Off we went, two or three times at week, to the Sephora in the Shops at Mission Viejo. Seeing that he was serious about makeup and appreciative of tips, our Sephora team encouraged him to attend their free makeup classes. Highlighting and Contouring. Brow Shaping. False Lashes. Age-Defying Skincare. No Makeup Makeup. Smokey Eye. He’s completed them all.
He bonded with his instructors, Miss Brina, Miss Jenny and Miss Jewel. He looks up to store director Miss Gladys, store manager Miss Kristen and the store’s social media maven Miss Marissa. He started talking about them at home. They were his new Sephora friends who helped him forget about (even if temporarily) his former school friends.
Unbeknownst to C.J., the Sephora team was following his bullying story. When they read that the bullying intensified around his birthday (February 1) and he felt like it “ruined his Birthday Month,” they decided to do to something about it.
Once the school’s investigation into the bullying was closed, consequences had been issued and it seemed that better days were ahead, our Sephora team stayed long after their shifts had ended to throw C.J. an after-hours, invite-only, festival-makeup-themed belated birthday party. It was the birthday makeover our son desperately needed.
The Sephora team had decorated lighted-mirror workstations for C.J. and his five best girlfriends (none of whom go to his school). When the kids saw that a makeup bag full of swag and samples were awaiting each of them, they squealed and took their seats.
The Sephora team gave C.J. and his girl friends a custom class on teen makeup inspired by festival season. Which means there was a lot of shimmery pastels, glitter and highlighter. (So. Much. Highlighter.) Then, a special guest of honor, Donovan from Nudestix, gave the group a demo using the brand’s new magnetic eye shadow.
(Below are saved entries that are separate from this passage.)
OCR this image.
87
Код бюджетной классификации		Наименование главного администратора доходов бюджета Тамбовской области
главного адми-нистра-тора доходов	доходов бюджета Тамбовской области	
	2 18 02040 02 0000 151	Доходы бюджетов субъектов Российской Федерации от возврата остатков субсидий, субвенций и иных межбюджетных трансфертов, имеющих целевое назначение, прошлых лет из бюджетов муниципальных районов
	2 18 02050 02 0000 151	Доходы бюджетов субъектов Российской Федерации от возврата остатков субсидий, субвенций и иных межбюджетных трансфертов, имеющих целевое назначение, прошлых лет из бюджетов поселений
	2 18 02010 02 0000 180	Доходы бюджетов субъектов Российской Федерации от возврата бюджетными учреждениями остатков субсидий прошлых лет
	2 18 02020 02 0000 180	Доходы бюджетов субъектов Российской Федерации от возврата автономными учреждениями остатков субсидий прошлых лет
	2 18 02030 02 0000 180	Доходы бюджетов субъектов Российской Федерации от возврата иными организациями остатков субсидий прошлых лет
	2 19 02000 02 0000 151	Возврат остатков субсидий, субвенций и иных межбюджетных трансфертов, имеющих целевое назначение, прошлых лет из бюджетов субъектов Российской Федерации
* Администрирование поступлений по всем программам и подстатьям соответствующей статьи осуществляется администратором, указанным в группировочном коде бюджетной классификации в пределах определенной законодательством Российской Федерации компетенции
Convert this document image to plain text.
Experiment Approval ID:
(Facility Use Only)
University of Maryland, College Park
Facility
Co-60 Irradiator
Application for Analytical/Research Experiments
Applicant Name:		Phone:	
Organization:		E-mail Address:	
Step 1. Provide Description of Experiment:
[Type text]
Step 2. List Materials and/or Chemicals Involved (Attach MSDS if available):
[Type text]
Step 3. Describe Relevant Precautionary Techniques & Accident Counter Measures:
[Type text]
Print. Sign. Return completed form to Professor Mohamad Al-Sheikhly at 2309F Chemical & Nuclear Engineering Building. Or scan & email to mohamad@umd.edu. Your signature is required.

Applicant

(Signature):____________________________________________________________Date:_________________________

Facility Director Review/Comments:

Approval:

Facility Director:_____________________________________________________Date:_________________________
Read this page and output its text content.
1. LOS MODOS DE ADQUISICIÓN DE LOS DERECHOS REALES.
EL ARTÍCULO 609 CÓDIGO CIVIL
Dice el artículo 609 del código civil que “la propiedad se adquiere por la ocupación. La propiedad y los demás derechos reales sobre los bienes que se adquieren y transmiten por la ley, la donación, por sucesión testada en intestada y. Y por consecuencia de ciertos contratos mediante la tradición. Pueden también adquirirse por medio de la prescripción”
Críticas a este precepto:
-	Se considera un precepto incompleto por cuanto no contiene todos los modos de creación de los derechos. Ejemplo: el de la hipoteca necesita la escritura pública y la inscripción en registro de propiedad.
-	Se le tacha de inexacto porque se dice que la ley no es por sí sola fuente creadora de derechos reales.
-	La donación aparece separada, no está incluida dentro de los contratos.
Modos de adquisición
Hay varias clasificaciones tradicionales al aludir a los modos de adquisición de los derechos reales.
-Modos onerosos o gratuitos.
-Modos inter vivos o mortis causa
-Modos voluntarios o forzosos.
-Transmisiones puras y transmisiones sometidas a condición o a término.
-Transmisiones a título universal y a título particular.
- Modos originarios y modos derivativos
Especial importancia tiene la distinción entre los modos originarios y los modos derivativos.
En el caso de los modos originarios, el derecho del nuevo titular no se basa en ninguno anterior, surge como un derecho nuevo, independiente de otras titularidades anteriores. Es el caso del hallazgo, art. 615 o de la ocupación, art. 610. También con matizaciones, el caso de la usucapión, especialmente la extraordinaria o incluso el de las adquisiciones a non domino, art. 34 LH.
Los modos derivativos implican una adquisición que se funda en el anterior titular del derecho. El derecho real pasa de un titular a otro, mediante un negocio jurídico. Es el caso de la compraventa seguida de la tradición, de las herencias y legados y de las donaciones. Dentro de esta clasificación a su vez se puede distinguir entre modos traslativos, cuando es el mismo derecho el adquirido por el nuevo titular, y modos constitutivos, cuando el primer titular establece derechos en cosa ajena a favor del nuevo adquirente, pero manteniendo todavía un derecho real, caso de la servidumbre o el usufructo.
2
When every square inch of their cute little faces was covered in makeup, the group snacked on edible glitter-covered vegan cupcakes prepared and delivered by Miss Dre, a Sephora team member from another store.
High on sugar and shimmer, the group had the store themselves. They wandered the aisles carrying little shopping baskets on their arms like designer handbags. They giggled and called each other over to look at colorful products.
Before we left, the Sephora team gave C.J. a birthday card filled with sweet and supportive handwritten notes. When we got home, C.J. sat it by his bed. That’s where it remains, to be read regularly.
Sephora helped save my son. They took his worst birthday and made it over into his best birthday. After some of his darkest days, Sephora gave him a bright night and taught him that fearless is the new flawless.
The next day, C.J. went to school with flecks of glitter in his hair and a hint of liner on his eyes.
“I bet the mean girls at school have never been to an after-hours Sephora party,” he said as we got near his campus.
“I bet you’re right.”
“They are the ones missing out. If they had been nice to me I totally would have invited them,” he said, looking out the window.
After school, he made a “thank you poster” and wrote a thank you note to the Sephora team.
“Thank you so much for having that after-hours makeup party for me and my friends! I’ve been having a rough time at school and the party made me feel way better. Some kids make fun of me for liking makeup and ‘girl stuff,’ but all of you make me feel very comfortable…Maybe one day I can work at Sephora with all of you!”
The next time C.J. saw Miss Gladys (store director) she told him that she would love to have him on her team when he’s a little bit older. Now, when he has a bad day at school because his peers tease him for liking makeup, C.J. focuses on his future and his spot on the Sephora team.